Sur le plan politique, la nomination de Richard Bergeron au comité exécutif de Montréal est un pari audacieux de la part du maire Gérald Tremblay. Cette nomination est d'autant plus intéressante que pour la première fois dans l'histoire de la Ville, un urbaniste sera responsable du dossier de l'urbanisme et de l'aménagement du territoire.

En entrevue cette semaine, le maire Tremblay observait que M. Bergeron avait de bonnes idées mais qu'il n'avait jamais eu l'occasion, au-delà de la théorie, de les mettre en application, avec les contraintes existantes.

 

M. Bergeron, un intellectuel d'abord, est donc invité à passer de la théorie à la pratique.
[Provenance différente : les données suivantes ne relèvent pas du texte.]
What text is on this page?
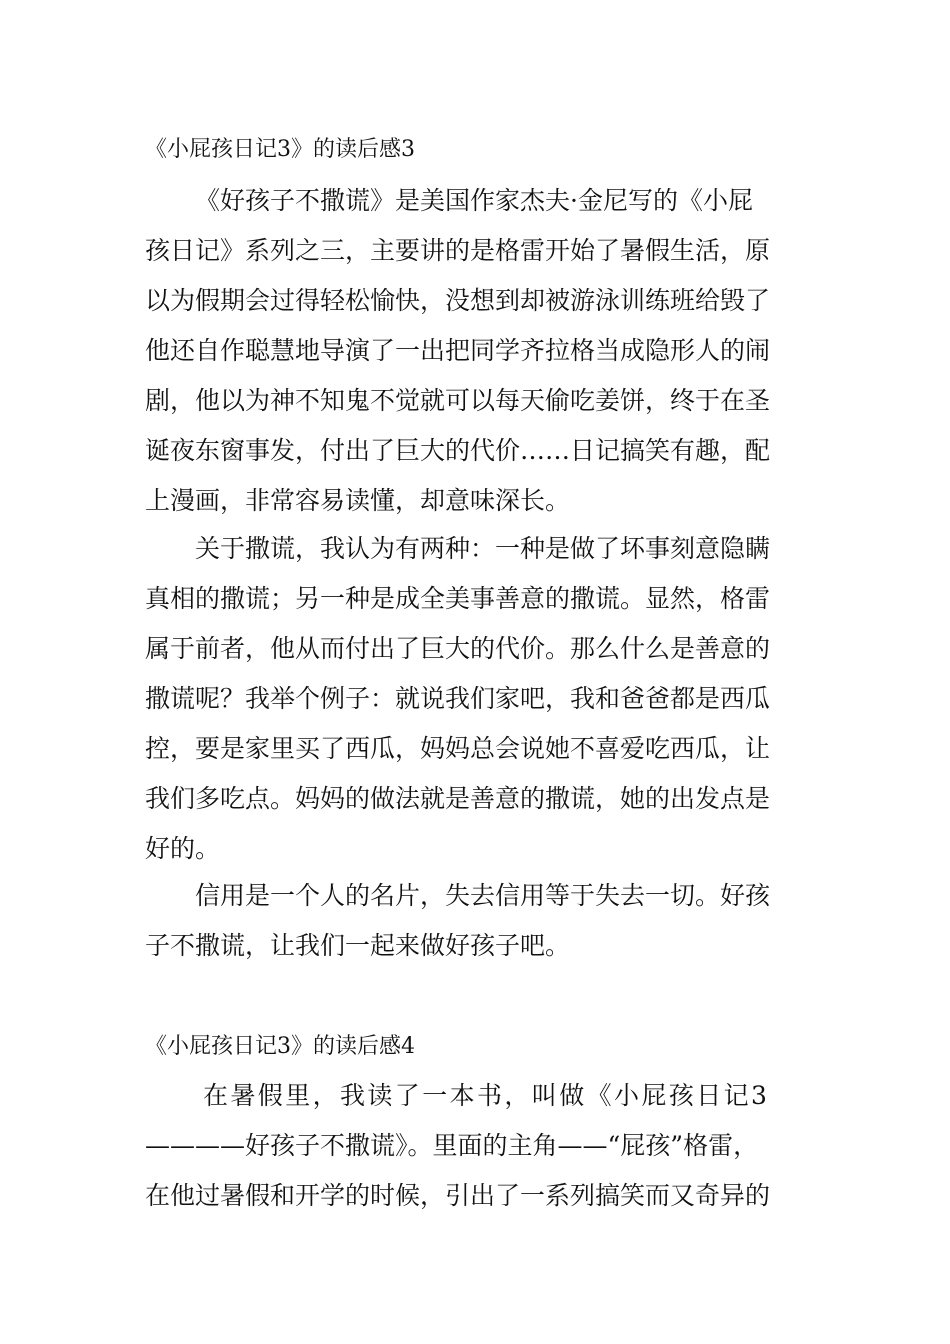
《小屁孩日记3》的读后感3

《好孩子不撒谎》是美国作家杰夫·金尼写的《小屁
孩日记》系列之三，主要讲的是格雷开始了暑假生活，原
以为假期会过得轻松愉快，没想到却被游泳训练班给毁了
他还自作聪慧地导演了一出把同学齐拉格当成隐形人的闹
剧，他以为神不知鬼不觉就可以每天偷吃姜饼，终于在圣
诞夜东窗事发，付出了巨大的代价……日记搞笑有趣，配
上漫画，非常容易读懂，却意味深长。
关于撒谎，我认为有两种：一种是做了坏事刻意隐瞒
真相的撒谎；另一种是成全美事善意的撒谎。显然，格雷
属于前者，他从而付出了巨大的代价。那么什么是善意的
撒谎呢？我举个例子：就说我们家吧，我和爸爸都是西瓜
控，要是家里买了西瓜，妈妈总会说她不喜爱吃西瓜，让
我们多吃点。妈妈的做法就是善意的撒谎，她的出发点是
好的。
信用是一个人的名片，失去信用等于失去一切。好孩
子不撒谎，让我们一起来做好孩子吧。

《小屁孩日记3》的读后感4

在暑假里，我读了一本书，叫做《小屁孩日记3
————好孩子不撒谎》。里面的主角——“屁孩”格雷，
在他过暑假和开学的时候，引出了一系列搞笑而又奇异的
Dans les faits, son premier défi sera de «contaminer» ses collègues du comité exécutif en les sensibilisant à l'importance des principes d'urbanisme, des principes qui, disons-le, ont été passablement malmenés au cours des dernières années.

Le timing est excellent puisque le plan d'urbanisme de la Ville de Montréal, adopté il y a cinq ans, doit être révisé. Voilà une occasion en or de donner des dents à ce document.

Car à l'heure actuelle, ce plan d'urbanisme est presqu'une farce. De Griffintown à Marianopolis, en passant par le projet de la gare Viger, la «vision» urbanistique de Montréal s'est adaptée au bon vouloir des promoteurs. Hauteur des édifices, densité, mixité, tout était négociable. Et Montréal n'est pas la seule ville à courber l'échine devant les promoteurs immobiliers. Un peu partout au Québec, les municipalités sont prêtes à bien des courbettes et des pirouettes dans l'espoir d'un investissement de plusieurs millions de dollars sur leur territoire.

Quelles sont les valeurs urbanistiques que Montréal est prêt à défendre auprès des promoteurs? Voilà la question que devra se poser Richard Bergeron au cours des prochaines semaines.

On connaît déjà les idées du chef de Projet Montréal sur cette question. M. Bergeron est un grand défenseur du Transit Oriented Development, un concept de développement non pas basé sur l'automobile, comme c'est le cas depuis plusieurs décennies au Québec, mais bien sur le développement des transports collectifs. Montréal accuse plusieurs décennies de retard dans ce domaine. C'est d'autant plus vrai que cette vision du développement de la région métropolitaine, basée sur l'expansion du réseau de transport en commun, figurait dans le plan d'aménagement de la Communauté urbaine de Montréal en... 1971 (!). Que s'est-il passé ou plutôt, que ne s'est-il pas passé pour qu'on se retrouve aujourd'hui face à des projets comme le pont de l'autoroute 25, l'autoroute Notre-Dame, l'échangeur Turcot? C'est cette réalité à laquelle fait référence la maire Tremblay et à laquelle Richard Bergeron l'urbaniste devra se frotter au cours des prochains mois. Saura-t-il rallier les autres membres du comité exécutif et surtout, le maire de Montréal, à sa vision? On se le souhaite.